Four-Layer Architecture of AI Engineering
Read bottom-up: a Prompt is one thing you say. Context Engineering determines what AI has already seen before you speak. MCP connects AI to the outside world. Skills tell AI what to do when it encounters a specific task. A Harness orchestrates all of this into a running closed-loop system. Agentic Engineering sits at the top, posing a values question: how autonomous should this system be?
Top-down works too: first answer "how autonomous a system do I want" (Agentic), then design "how to control it" (Harness), then choose "which components to use" (Context + MCP + Skill), and finally get specific about "what to say at each step" (Prompt).
Both directions are valid. In practice, most people work bottom-up, climbing the layers only when they hit a problem. That's fine. What matters is knowing the upper layers exist, so you don't spend hours grinding at the Prompt level on a problem that belongs at the Harness level.
A Simple Workflow
Before wrapping up, a concrete example that threads the concepts together.
Say you want to build an Agent for daily code review. Walking up from the base:
- Prompt layer: The user says "review today's PRs."
- Context layer: The Harness automatically injects project coding standards (CLAUDE.md), yesterday's review notes (Memory), and the current PR diffs.
- MCP layer: Pull the PR list and code changes through a GitHub MCP Server.
- Skill layer: Load the
team-code-reviewSkill, which defines inspection rules and output format. - Harness layer: Orchestrate the loop — pull the PR list, run the review Skill on each PR, aggregate results, pause and notify a human if critical issues are found.
- Agentic layer: Design decisions — should review results be posted as PR comments directly, or sent to a person first? If a security vulnerability is found, can the Agent block the PR on its own? These trust boundaries need to be set in advance.
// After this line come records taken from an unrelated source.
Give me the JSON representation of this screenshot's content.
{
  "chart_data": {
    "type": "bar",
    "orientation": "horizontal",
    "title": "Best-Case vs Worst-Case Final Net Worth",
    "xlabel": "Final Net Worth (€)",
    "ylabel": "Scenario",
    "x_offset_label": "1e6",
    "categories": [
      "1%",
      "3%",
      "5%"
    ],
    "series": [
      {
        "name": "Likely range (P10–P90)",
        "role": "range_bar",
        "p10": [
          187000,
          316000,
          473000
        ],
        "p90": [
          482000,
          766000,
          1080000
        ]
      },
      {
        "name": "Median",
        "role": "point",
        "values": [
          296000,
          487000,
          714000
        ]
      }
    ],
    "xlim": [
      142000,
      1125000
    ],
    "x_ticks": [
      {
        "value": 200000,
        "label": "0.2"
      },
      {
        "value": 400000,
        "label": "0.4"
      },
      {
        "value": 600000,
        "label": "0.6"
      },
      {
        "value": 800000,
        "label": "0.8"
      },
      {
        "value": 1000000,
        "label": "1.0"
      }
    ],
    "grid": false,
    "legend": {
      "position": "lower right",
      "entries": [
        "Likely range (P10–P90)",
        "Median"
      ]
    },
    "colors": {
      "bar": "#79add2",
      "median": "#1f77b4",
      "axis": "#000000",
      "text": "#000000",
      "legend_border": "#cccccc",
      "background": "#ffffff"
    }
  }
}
You don't redesign all six layers from scratch each time. Most of the time you're using someone else's Harness, configuring your own Context and Skills, and occasionally confronting an Agentic-level design choice. But when the system doesn't behave as expected, knowing which layer the problem might live in makes debugging dramatically faster.
Closing the Series
Three articles, six concepts, one week of writing. The thing that strikes me most at the end: AI engineering practice is moving very quickly from craft to system.
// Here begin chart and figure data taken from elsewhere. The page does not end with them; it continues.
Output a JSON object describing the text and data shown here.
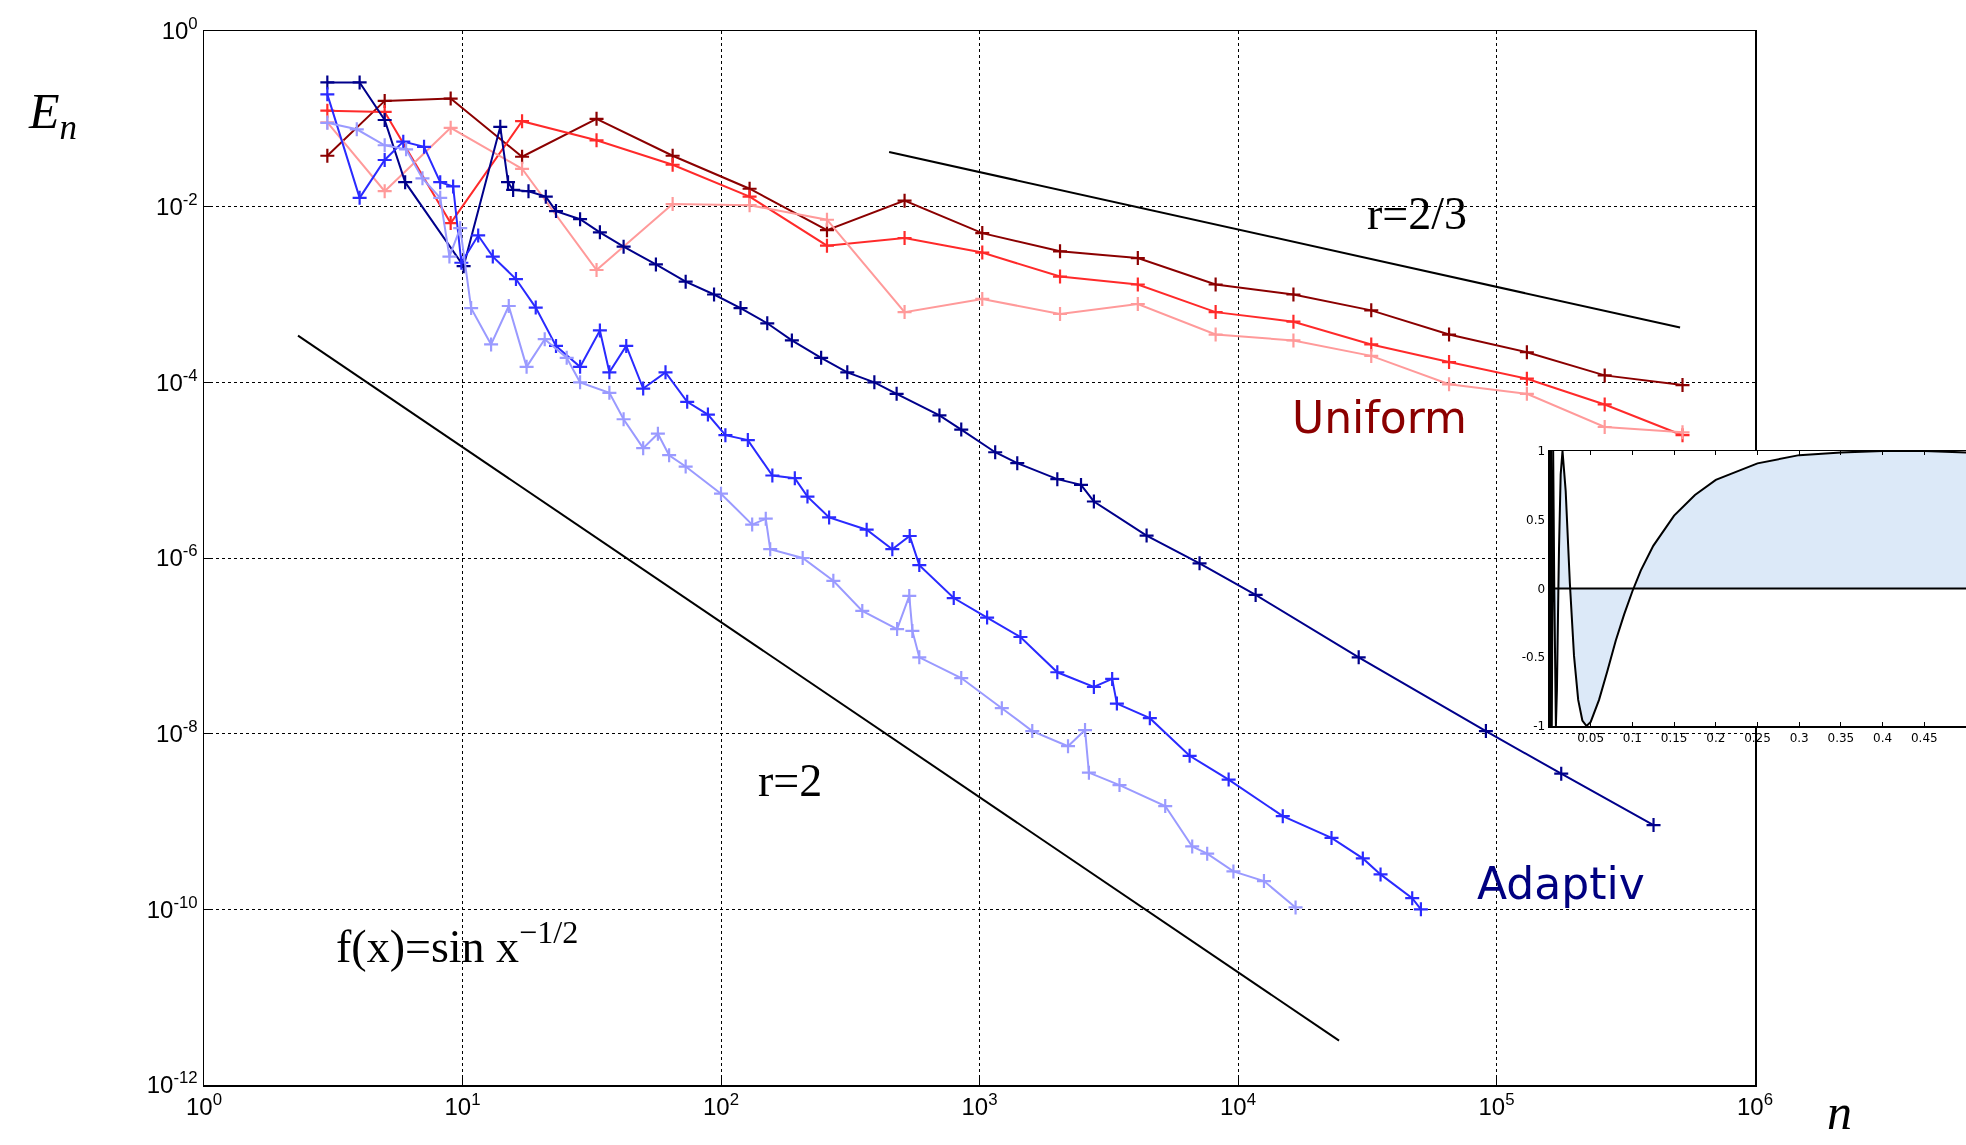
{
  "chart_data": [
    {
      "type": "line",
      "xlabel": "n",
      "ylabel": "E$_{n}$",
      "log": "xy",
      "grid": true,
      "marker": "cross",
      "line_style": "solid",
      "xlim": [
        1,
        1000000
      ],
      "ylim": [
        1e-12,
        1
      ],
      "xticks": [
        {
          "value": 1,
          "label": "10$^{0}$"
        },
        {
          "value": 10,
          "label": "10$^{1}$"
        },
        {
          "value": 100,
          "label": "10$^{2}$"
        },
        {
          "value": 1000,
          "label": "10$^{3}$"
        },
        {
          "value": 10000,
          "label": "10$^{4}$"
        },
        {
          "value": 100000,
          "label": "10$^{5}$"
        },
        {
          "value": 1000000,
          "label": "10$^{6}$"
        }
      ],
      "yticks": [
        {
          "value": 1,
          "label": "10$^{0}$"
        },
        {
          "value": 0.01,
          "label": "10$^{-2}$"
        },
        {
          "value": 0.0001,
          "label": "10$^{-4}$"
        },
        {
          "value": 1e-06,
          "label": "10$^{-6}$"
        },
        {
          "value": 1e-08,
          "label": "10$^{-8}$"
        },
        {
          "value": 1e-10,
          "label": "10$^{-10}$"
        },
        {
          "value": 1e-12,
          "label": "10$^{-12}$"
        }
      ],
      "series": [
        {
          "color": "#8b0000",
          "x": [
            3,
            5,
            9,
            17,
            33,
            65,
            129,
            257,
            513,
            1025,
            2049,
            4097,
            8193,
            16385,
            32769,
            65537,
            131073,
            262145,
            524289
          ],
          "values": [
            0.038,
            0.16,
            0.17,
            0.037,
            0.1,
            0.038,
            0.016,
            0.0054,
            0.0117,
            0.005,
            0.0031,
            0.0026,
            0.0013,
            0.001,
            0.00066,
            0.00035,
            0.00022,
            0.00012,
            9.3e-05
          ]
        },
        {
          "color": "#ff2a2a",
          "x": [
            3,
            5,
            9,
            17,
            33,
            65,
            129,
            257,
            513,
            1025,
            2049,
            4097,
            8193,
            16385,
            32769,
            65537,
            131073,
            262145,
            524289
          ],
          "values": [
            0.124,
            0.12,
            0.0065,
            0.094,
            0.057,
            0.03,
            0.013,
            0.0036,
            0.0044,
            0.003,
            0.0016,
            0.0013,
            0.00063,
            0.00049,
            0.00027,
            0.00017,
            0.00011,
            5.6e-05,
            2.5e-05
          ]
        },
        {
          "color": "#ff9a9a",
          "x": [
            3,
            5,
            9,
            17,
            33,
            65,
            129,
            257,
            513,
            1025,
            2049,
            4097,
            8193,
            16385,
            32769,
            65537,
            131073,
            262145,
            524289
          ],
          "values": [
            0.091,
            0.015,
            0.079,
            0.027,
            0.0019,
            0.0107,
            0.0104,
            0.0071,
            0.00063,
            0.00089,
            0.0006,
            0.00078,
            0.00035,
            0.0003,
            0.0002,
            9.5e-05,
            7.4e-05,
            3.1e-05,
            2.7e-05
          ]
        },
        {
          "color": "#00008b",
          "x": [
            3,
            4,
            5,
            6,
            10.1,
            14,
            15,
            15.7,
            18,
            21,
            23,
            28.5,
            34,
            42,
            56,
            73,
            94,
            119,
            151,
            188,
            244,
            308,
            392,
            478,
            700,
            850,
            1150,
            1400,
            2000,
            2470,
            2770,
            4430,
            7100,
            11700,
            29300,
            91000,
            178000,
            405000
          ],
          "values": [
            0.26,
            0.26,
            0.097,
            0.019,
            0.0021,
            0.081,
            0.019,
            0.0155,
            0.015,
            0.013,
            0.0089,
            0.0072,
            0.0051,
            0.0035,
            0.0022,
            0.0014,
            0.001,
            0.0007,
            0.00047,
            0.0003,
            0.00019,
            0.00013,
            0.0001,
            7.4e-05,
            4.2e-05,
            2.9e-05,
            1.6e-05,
            1.2e-05,
            7.9e-06,
            6.8e-06,
            4.4e-06,
            1.8e-06,
            8.7e-07,
            3.8e-07,
            7.4e-08,
            1.07e-08,
            3.5e-09,
            9.1e-10
          ]
        },
        {
          "color": "#2a2aff",
          "x": [
            3,
            4,
            5,
            5.9,
            7.1,
            8.2,
            9.2,
            9.9,
            11.5,
            13.1,
            16.1,
            19.2,
            23,
            28.5,
            34,
            37,
            43,
            50,
            61,
            74,
            89,
            104,
            127,
            158,
            193,
            216,
            262,
            366,
            460,
            537,
            585,
            795,
            1070,
            1440,
            2000,
            2770,
            3260,
            3400,
            4560,
            6500,
            9200,
            14900,
            23000,
            30400,
            35600,
            47200,
            51000
          ],
          "values": [
            0.19,
            0.0126,
            0.034,
            0.055,
            0.048,
            0.019,
            0.017,
            0.0023,
            0.0047,
            0.0027,
            0.0015,
            0.00071,
            0.00026,
            0.00015,
            0.00039,
            0.00013,
            0.00026,
            8.5e-05,
            0.00013,
            6e-05,
            4.3e-05,
            2.5e-05,
            2.2e-05,
            8.7e-06,
            8.1e-06,
            5e-06,
            2.9e-06,
            2.1e-06,
            1.26e-06,
            1.78e-06,
            8.3e-07,
            3.5e-07,
            2.1e-07,
            1.26e-07,
            5e-08,
            3.4e-08,
            4.2e-08,
            2.2e-08,
            1.5e-08,
            5.6e-09,
            3e-09,
            1.15e-09,
            6.5e-10,
            3.8e-10,
            2.5e-10,
            1.34e-10,
            1e-10
          ]
        },
        {
          "color": "#9a9aff",
          "x": [
            3,
            3.9,
            5,
            6.05,
            7,
            8.2,
            8.9,
            9.8,
            10.8,
            12.9,
            15.1,
            17.7,
            20.8,
            25.3,
            28.5,
            37,
            42,
            50,
            57,
            63,
            73,
            100,
            132,
            149,
            155,
            207,
            272,
            352,
            480,
            535,
            550,
            585,
            850,
            1220,
            1600,
            2200,
            2560,
            2650,
            3480,
            5230,
            6650,
            7600,
            9600,
            12600,
            16700
          ],
          "values": [
            0.09,
            0.076,
            0.05,
            0.045,
            0.021,
            0.0126,
            0.0027,
            0.0057,
            0.0007,
            0.00027,
            0.00074,
            0.00015,
            0.00031,
            0.00019,
            0.0001,
            7.6e-05,
            3.8e-05,
            1.78e-05,
            2.6e-05,
            1.48e-05,
            1.1e-05,
            5.4e-06,
            2.4e-06,
            2.8e-06,
            1.26e-06,
            1e-06,
            5.5e-07,
            2.5e-07,
            1.55e-07,
            3.7e-07,
            1.48e-07,
            7.4e-08,
            4.3e-08,
            1.95e-08,
            1.07e-08,
            7.2e-09,
            1.1e-08,
            3.6e-09,
            2.6e-09,
            1.5e-09,
            5.2e-10,
            4.3e-10,
            2.7e-10,
            2.1e-10,
            1.05e-10
          ]
        },
        {
          "color": "#000000",
          "marker": "none",
          "x": [
            447,
            513000
          ],
          "values": [
            0.0419,
            0.00042
          ]
        },
        {
          "color": "#000000",
          "marker": "none",
          "x": [
            2.31,
            24600
          ],
          "values": [
            0.00034,
            3.2e-12
          ]
        }
      ],
      "annotations": [
        "r=2/3",
        "r=2",
        "Uniform",
        "Adaptiv",
        "f(x)=sin x$^{−1/2}$"
      ]
    },
    {
      "type": "area",
      "grid": false,
      "ref_lines": [
        {
          "axis": "y",
          "value": 0,
          "color": "#000000"
        }
      ],
      "xlim": [
        0,
        0.5
      ],
      "ylim": [
        -1,
        1
      ],
      "xticks": [
        {
          "value": 0,
          "label": null
        },
        0.05,
        0.1,
        0.15,
        0.2,
        0.25,
        0.3,
        0.35,
        0.4,
        0.45
      ],
      "yticks": [
        -1,
        -0.5,
        0,
        0.5,
        1
      ],
      "series": [
        {
          "color": "#dce9f8",
          "x": [
            0.00092,
            0.00112,
            0.0014,
            0.0018,
            0.0024,
            0.00335,
            0.005,
            0.00633,
            0.00827,
            0.0095,
            0.01126,
            0.012,
            0.014,
            0.0162,
            0.02,
            0.025,
            0.03,
            0.035,
            0.04,
            0.045,
            0.05,
            0.06,
            0.07,
            0.08,
            0.09,
            0.1,
            0.11,
            0.125,
            0.15,
            0.175,
            0.2,
            0.25,
            0.3,
            0.35,
            0.4,
            0.45,
            0.5
          ],
          "values": [
            1,
            -1,
            1,
            -1,
            1,
            -1,
            1,
            0,
            -1,
            -0.74,
            0,
            0.29,
            0.83,
            1,
            0.71,
            0.04,
            -0.49,
            -0.81,
            -0.96,
            -1,
            -0.97,
            -0.81,
            -0.6,
            -0.38,
            -0.19,
            -0.02,
            0.13,
            0.31,
            0.53,
            0.68,
            0.79,
            0.91,
            0.97,
            0.99,
            1,
            1,
            0.99
          ]
        }
      ]
    }
  ]
}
Six months ago, knowing how to write a Prompt counted as "knowing how to use AI." Today, Prompt is the atomic layer, and there are four layers above it. This architecture is still evolving fast. The four-layer diagram I've drawn today might need revision in six months. But the underlying problem structure is unlikely to change: how do you collaborate with a non-deterministic system, and how do you find the balance between autonomy and control.
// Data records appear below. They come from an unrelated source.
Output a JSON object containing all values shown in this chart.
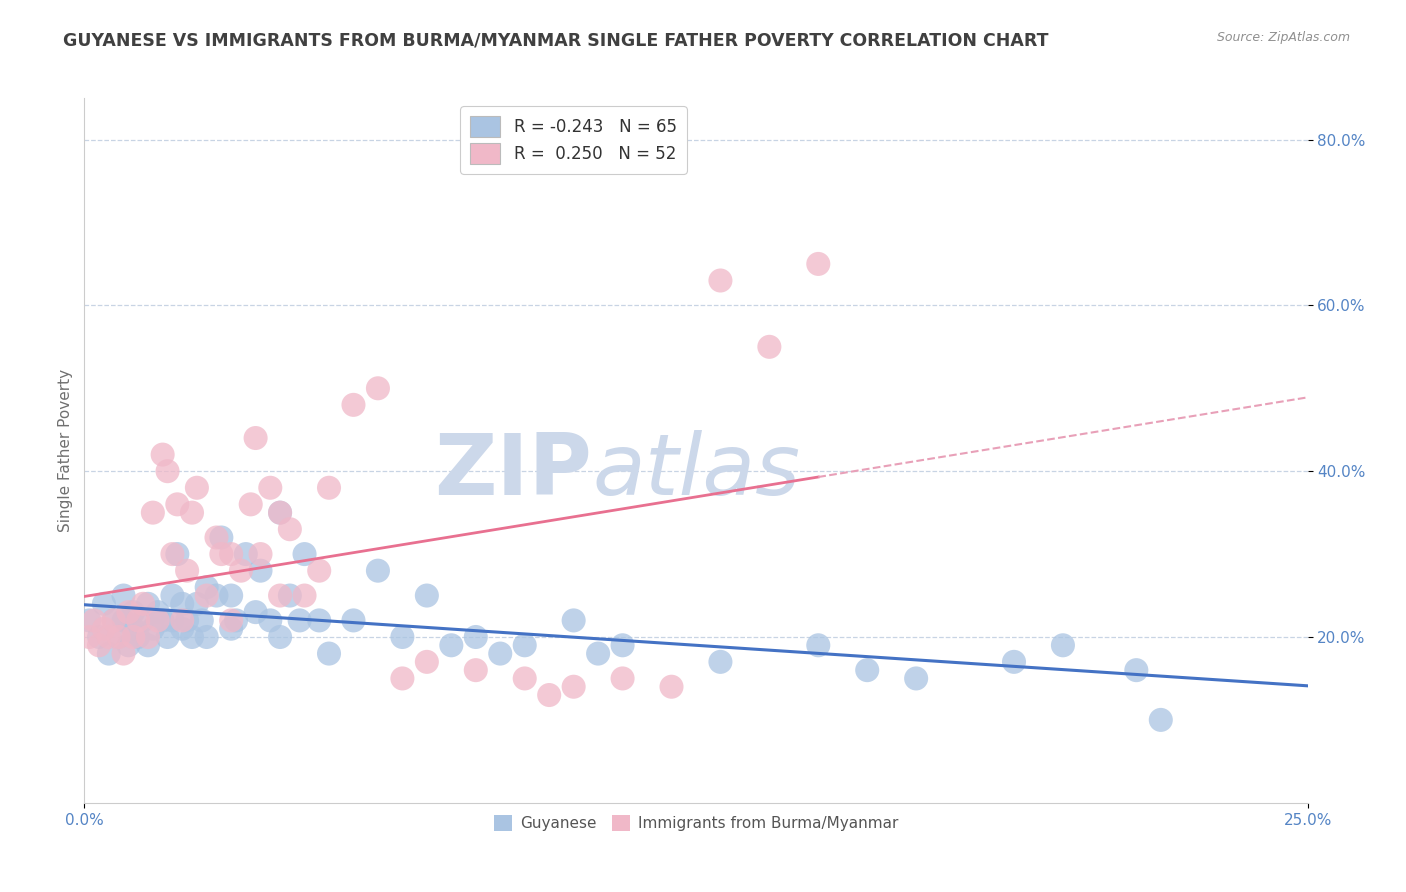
{
  "title": "GUYANESE VS IMMIGRANTS FROM BURMA/MYANMAR SINGLE FATHER POVERTY CORRELATION CHART",
  "source": "Source: ZipAtlas.com",
  "ylabel": "Single Father Poverty",
  "xlim": [
    0.0,
    0.25
  ],
  "ylim": [
    0.0,
    0.85
  ],
  "xtick_labels": [
    "0.0%",
    "25.0%"
  ],
  "ytick_labels": [
    "20.0%",
    "40.0%",
    "60.0%",
    "80.0%"
  ],
  "ytick_values": [
    0.2,
    0.4,
    0.6,
    0.8
  ],
  "xtick_values": [
    0.0,
    0.25
  ],
  "legend_labels": [
    "Guyanese",
    "Immigrants from Burma/Myanmar"
  ],
  "R_guyanese": -0.243,
  "N_guyanese": 65,
  "R_burma": 0.25,
  "N_burma": 52,
  "blue_color": "#aac4e2",
  "pink_color": "#f0b8c8",
  "blue_line_color": "#4472c4",
  "pink_line_color": "#e87090",
  "pink_dash_color": "#e8a0b8",
  "watermark_color": "#ccd8ea",
  "grid_color": "#c8d4e4",
  "title_color": "#404040",
  "axis_label_color": "#707070",
  "tick_color": "#5585c5",
  "background_color": "#ffffff",
  "guyanese_x": [
    0.001,
    0.003,
    0.004,
    0.005,
    0.006,
    0.007,
    0.008,
    0.008,
    0.009,
    0.01,
    0.01,
    0.011,
    0.012,
    0.013,
    0.013,
    0.014,
    0.015,
    0.016,
    0.017,
    0.018,
    0.018,
    0.019,
    0.02,
    0.02,
    0.021,
    0.022,
    0.023,
    0.024,
    0.025,
    0.025,
    0.027,
    0.028,
    0.03,
    0.03,
    0.031,
    0.033,
    0.035,
    0.036,
    0.038,
    0.04,
    0.04,
    0.042,
    0.044,
    0.045,
    0.048,
    0.05,
    0.055,
    0.06,
    0.065,
    0.07,
    0.075,
    0.08,
    0.085,
    0.09,
    0.1,
    0.105,
    0.11,
    0.13,
    0.15,
    0.16,
    0.17,
    0.19,
    0.2,
    0.215,
    0.22
  ],
  "guyanese_y": [
    0.22,
    0.2,
    0.24,
    0.18,
    0.22,
    0.2,
    0.22,
    0.25,
    0.19,
    0.21,
    0.23,
    0.2,
    0.22,
    0.19,
    0.24,
    0.21,
    0.23,
    0.22,
    0.2,
    0.25,
    0.22,
    0.3,
    0.21,
    0.24,
    0.22,
    0.2,
    0.24,
    0.22,
    0.2,
    0.26,
    0.25,
    0.32,
    0.21,
    0.25,
    0.22,
    0.3,
    0.23,
    0.28,
    0.22,
    0.2,
    0.35,
    0.25,
    0.22,
    0.3,
    0.22,
    0.18,
    0.22,
    0.28,
    0.2,
    0.25,
    0.19,
    0.2,
    0.18,
    0.19,
    0.22,
    0.18,
    0.19,
    0.17,
    0.19,
    0.16,
    0.15,
    0.17,
    0.19,
    0.16,
    0.1
  ],
  "burma_x": [
    0.001,
    0.002,
    0.003,
    0.004,
    0.005,
    0.006,
    0.007,
    0.008,
    0.009,
    0.01,
    0.011,
    0.012,
    0.013,
    0.014,
    0.015,
    0.016,
    0.017,
    0.018,
    0.019,
    0.02,
    0.021,
    0.022,
    0.023,
    0.025,
    0.027,
    0.028,
    0.03,
    0.03,
    0.032,
    0.034,
    0.035,
    0.036,
    0.038,
    0.04,
    0.04,
    0.042,
    0.045,
    0.048,
    0.05,
    0.055,
    0.06,
    0.065,
    0.07,
    0.08,
    0.09,
    0.095,
    0.1,
    0.11,
    0.12,
    0.13,
    0.14,
    0.15
  ],
  "burma_y": [
    0.2,
    0.22,
    0.19,
    0.21,
    0.2,
    0.22,
    0.2,
    0.18,
    0.23,
    0.2,
    0.22,
    0.24,
    0.2,
    0.35,
    0.22,
    0.42,
    0.4,
    0.3,
    0.36,
    0.22,
    0.28,
    0.35,
    0.38,
    0.25,
    0.32,
    0.3,
    0.22,
    0.3,
    0.28,
    0.36,
    0.44,
    0.3,
    0.38,
    0.25,
    0.35,
    0.33,
    0.25,
    0.28,
    0.38,
    0.48,
    0.5,
    0.15,
    0.17,
    0.16,
    0.15,
    0.13,
    0.14,
    0.15,
    0.14,
    0.63,
    0.55,
    0.65
  ]
}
Wiener was already thinking about this in 1948. In 2026, we've encountered it again in a different form.
If you've read this far and haven't gotten your hands dirty yet, start at level two: pick an AI tool you use often and spend thirty minutes configuring its Harness. Write a CLAUDE.md. Install an MCP Server. Create a Skill. You'll find that adjusting AI's working environment delivers results far faster than adjusting what you say to it.
Then pay attention: how many decisions are you willing to let it make on its own? At what point do you start feeling uneasy? That point of unease is where your Agentic Engineering practice begins.